WOMEN pensioners in former industrial areas of the North-East are living in poverty compared to those in other parts of the country, one of the region's MPs has said.

Vera Baird, who represents Redcar, told the House of Commons that nationally, half of all women pensioners lived in poverty, with only three in ten having private pensions.

But, said the Labour MP, women made up two-thirds of the pensioner population.

Much of the poverty stemm-ed from the married women's National Insurance stamp which saw millions of working women opt for the reduced stamp in the 1960s and 1970s.

In return for lower contributions, they waived their entitlement to basic state pension until their husband reached 65, when they would receive 60 per cent of his pension.

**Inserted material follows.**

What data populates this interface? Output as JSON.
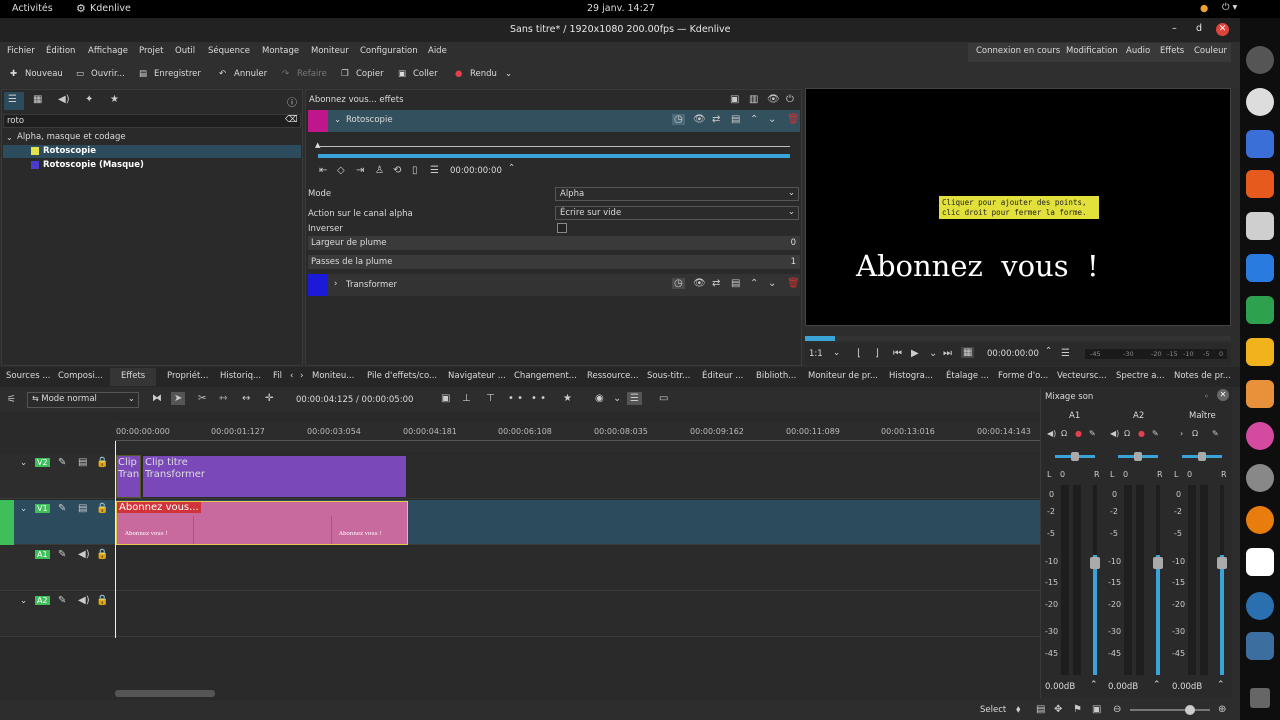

Many had no idea they had given up their right to the state pension because this was only explained in a 64-page document.

Ms Baird called for these women to be compensated to redress a wrong "quite harshly felt, particularly in places such as Redcar" because male and female roles were extremely polarised and women emerged into the workforce relatively late. "Carrying on with their dependency on their men as they did for perhaps longer than metropolitan women would have done, they find themselves in this predicament," she told MPs.

"They were denied self-determination financially in their youth, they were denied it by the culture in their middle lives and if some real recompense is not made they will be denied financial self-determination in their old age because they will spending it in pensioner poverty."